The catcher held the ball for a few seconds a few inches under Williams' chin. Williams looked back at it, then at Dalkowski, squinting at him from the mound, and then he dropped his bat and stepped out of the cage. The writers immediately asked Williams how fast Steve Dalkowski really was. Williams, whose eyes were said to be so sharp that he could count the stitches on a baseball as it rotated toward the plate, told them he had not seen the pitch, that Steve Dalkowski was the fastest pitcher he ever faced and that he would be damned if he would ever face him again if he could help it.
Ted Williams was not the only baseball authority awed by Dalkowski's speed. Paul Richards, Harry Brecheen, Earl Weaver and just about anyone who had ever seen him throw claimed he was faster than Johnson or Feller or any of the fabled oldtimers. The Orioles, who owned Dalkowski from 1957 to 1965, once sent him to the Aberdeen Proving Grounds, where they used Army equipment to test the speed of his fastball. The machine clocked it at 93.5 mph, about 5 mph slower than Bob Feller's, which was clocked on similar equipment. But Feller had thrown his fastball from a high mound, which added 5 to 8 mph to its speed, and Dalkowski had thrown his from level ground. Also, Dalkowski had pitched a game the day before, which it was estimated knocked off another 5 to 10 mph. Finally, Dalkowski was literally exhausted by the time the machine clocked his pitch because he had thrown for 40 minutes beforehand, just trying to get a fastball within range of the device.

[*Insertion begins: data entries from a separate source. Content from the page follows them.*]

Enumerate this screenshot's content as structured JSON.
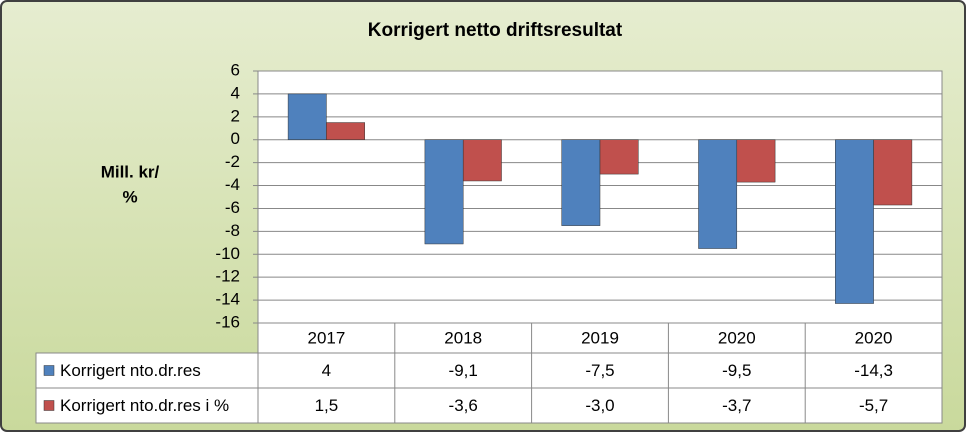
{
  "chart_data": {
    "type": "bar",
    "title": "Korrigert netto driftsresultat",
    "ylabel_lines": [
      "Mill. kr/",
      "%"
    ],
    "categories": [
      "2017",
      "2018",
      "2019",
      "2020",
      "2020"
    ],
    "series": [
      {
        "name": "Korrigert nto.dr.res",
        "color": "#4f81bd",
        "values": [
          4,
          -9.1,
          -7.5,
          -9.5,
          -14.3
        ],
        "value_labels": [
          "4",
          "-9,1",
          "-7,5",
          "-9,5",
          "-14,3"
        ]
      },
      {
        "name": "Korrigert nto.dr.res i %",
        "color": "#c0504d",
        "values": [
          1.5,
          -3.6,
          -3.0,
          -3.7,
          -5.7
        ],
        "value_labels": [
          "1,5",
          "-3,6",
          "-3,0",
          "-3,7",
          "-5,7"
        ]
      }
    ],
    "ylim": [
      -16,
      6
    ],
    "yticks": [
      -16,
      -14,
      -12,
      -10,
      -8,
      -6,
      -4,
      -2,
      0,
      2,
      4,
      6
    ],
    "grid": true
  }
}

All things considered, it was assumed conservatively that Dalkowski, when right, could throw a baseball at well over 105 mph.
His problem at Aberdeen was typical. His wildness was chronic and incurable. In nine years of minor league pitching he walked 1,354 batters in 995 innings. He struck out 1,396. In his last year of high school Dalkowski pitched a no-hitter in which he walked 18 batters and fanned the same number. In 1957 at Kingsport he led the Appalachian League with 129 walks, 39 wild pitches and 121 strikeouts in 62 innings. He once walked 21 batters in a Northern League game and in another he struck out 21 batters to tie a league record. In 1960 Dalkowski set a California League record with 262 walks in 170 innings. He fanned the same number. In 1961 he set a Northwest League record with 196 walks in 103 innings while striking out 150 batters.

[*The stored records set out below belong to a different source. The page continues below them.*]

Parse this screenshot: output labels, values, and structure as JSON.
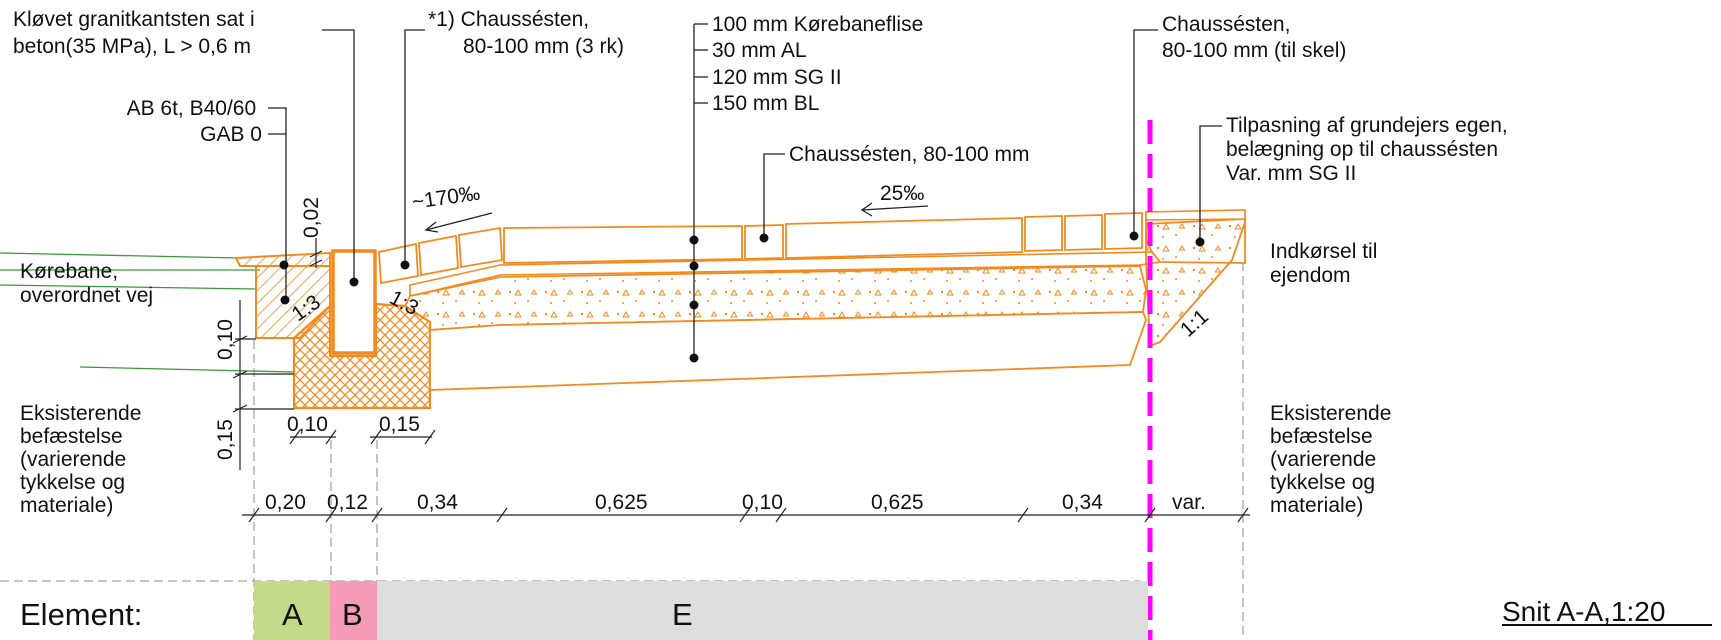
{
  "colors": {
    "layer_outline": "#f28a1f",
    "existing_road_line": "#3a9a3a",
    "property_boundary": "#ff00ff",
    "element_a": "#c4d98a",
    "element_b": "#f59bb8",
    "element_e": "#dedede"
  },
  "labels": {
    "kantsten": [
      "Kløvet granitkantsten sat i",
      "beton(35 MPa), L > 0,6 m"
    ],
    "chaussesten_3rk": [
      "*1) Chaussésten,",
      "80-100 mm (3 rk)"
    ],
    "layers": [
      "100 mm Kørebaneflise",
      "30 mm AL",
      "120 mm SG II",
      "150 mm BL"
    ],
    "chaussesten_skel": [
      "Chaussésten,",
      "80-100 mm (til skel)"
    ],
    "ab": [
      "AB 6t, B40/60",
      "GAB 0"
    ],
    "tilpasning": [
      "Tilpasning af grundejers egen,",
      "belægning op til chaussésten",
      "Var. mm SG II"
    ],
    "chaussesten_mid": "Chaussésten, 80-100 mm",
    "slope_1": "~170‰",
    "slope_2": "25‰",
    "korebane": [
      "Kørebane,",
      "overordnet vej"
    ],
    "indkorsel": [
      "Indkørsel til",
      "ejendom"
    ],
    "existing_left": [
      "Eksisterende",
      "befæstelse",
      "(varierende",
      "tykkelse og",
      "materiale)"
    ],
    "existing_right": [
      "Eksisterende",
      "befæstelse",
      "(varierende",
      "tykkelse og",
      "materiale)"
    ],
    "ratio_left": "1:3",
    "ratio_mid": "1:3",
    "ratio_right": "1:1",
    "dim_002": "0,02",
    "dim_010_v": "0,10",
    "dim_015_v": "0,15",
    "dim_010_h": "0,10",
    "dim_015_h": "0,15"
  },
  "dimensions": [
    "0,20",
    "0,12",
    "0,34",
    "0,625",
    "0,10",
    "0,625",
    "0,34",
    "var."
  ],
  "elements": {
    "label": "Element:",
    "a": "A",
    "b": "B",
    "e": "E"
  },
  "title": "Snit A-A,1:20"
}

Stories of Dalkowski's speed and wildness passed from one minor league town to another. Inevitably, the stories outgrew the man, until it was no longer possible to distinguish fact from fiction. But, no matter how embellished, one fact always remained: Dalkowski struck out more batters and walked more batters per nine-inning game than any professional pitcher in baseball history.
It was because of his blinding speed that the Baltimore Orioles bore with him through eight years of frustration. Each year the Oriole management would try something new to discipline his talent. They made him throw fastballs at a wooden target. They made him throw on the sidelines until he was exhausted, under the assumption that once his lively arm was tired and his speed muted he could throw strikes. They bought him thick, Captain Video-type eyeglasses to correct his faulty 20-80/20-60 vision. They made him pitch batting practice every day for two straight weeks in the hope that facing a batter would help guide his pitches. And finally they made him throw from only 15 feet away from his catcher with the belief that once he threw strikes from that distance the distance could be increased gradually to 60 feet six inches, from where he would also throw strikes.

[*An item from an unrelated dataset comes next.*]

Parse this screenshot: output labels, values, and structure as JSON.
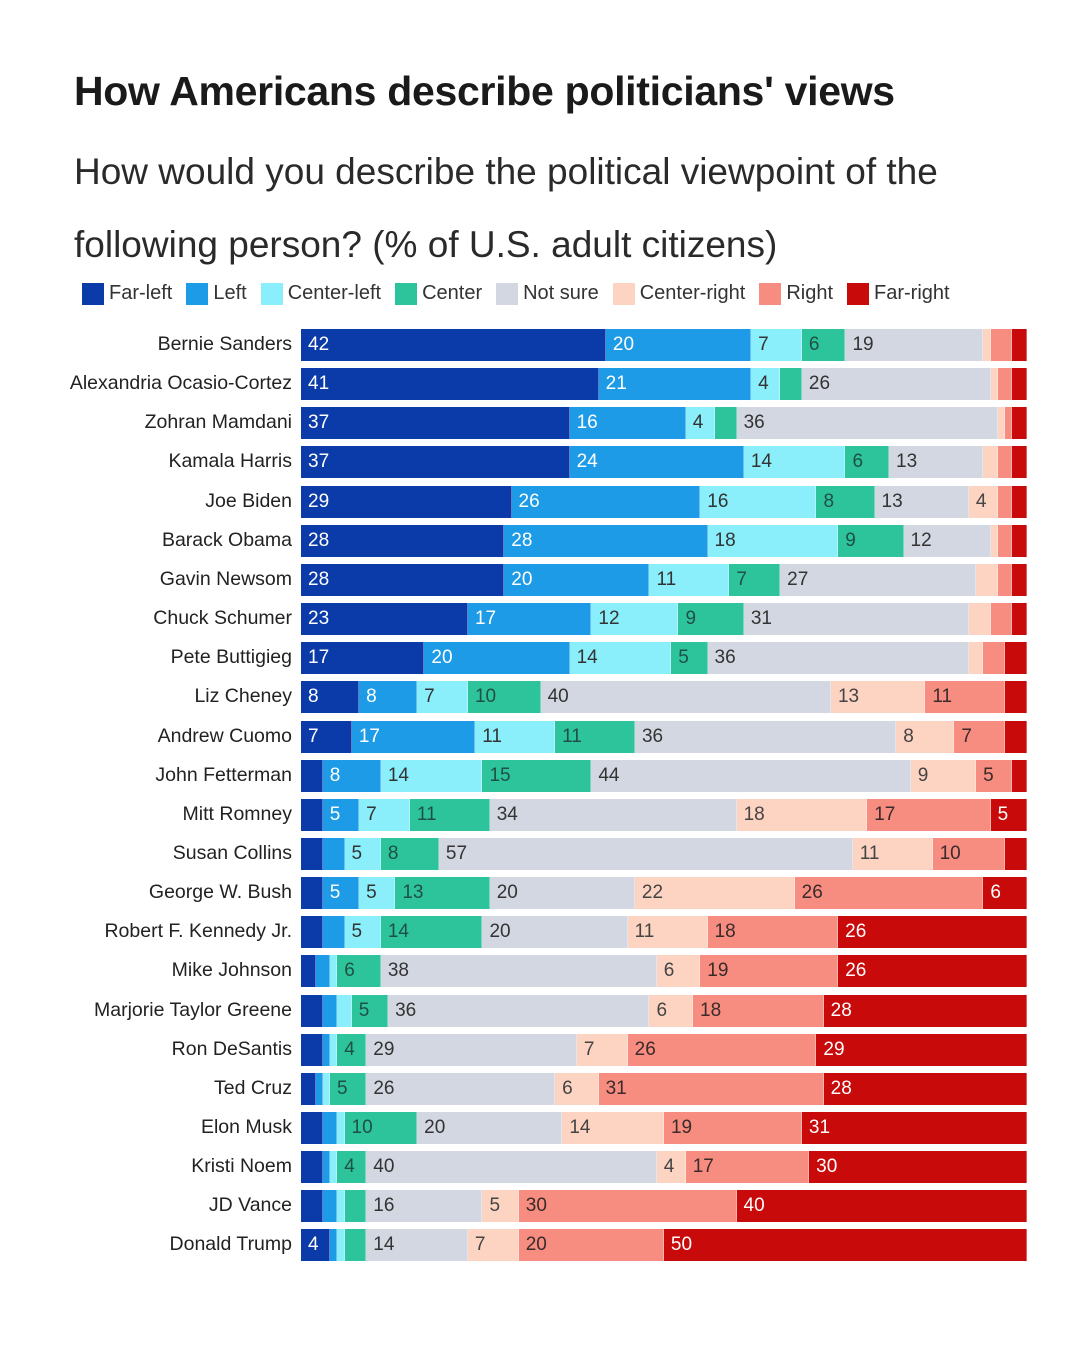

Nothing doing. After 20 minutes throwing at a wooden target the target was in splinters. No matter how long he threw on the sidelines his arm never got tired. No matter how thick his glasses were all they helped to do was further terrify already terrified batters. In the end all the experiments failed, chiefly because if ever a man was truly possessed by his talent it was Steve Dalkowski.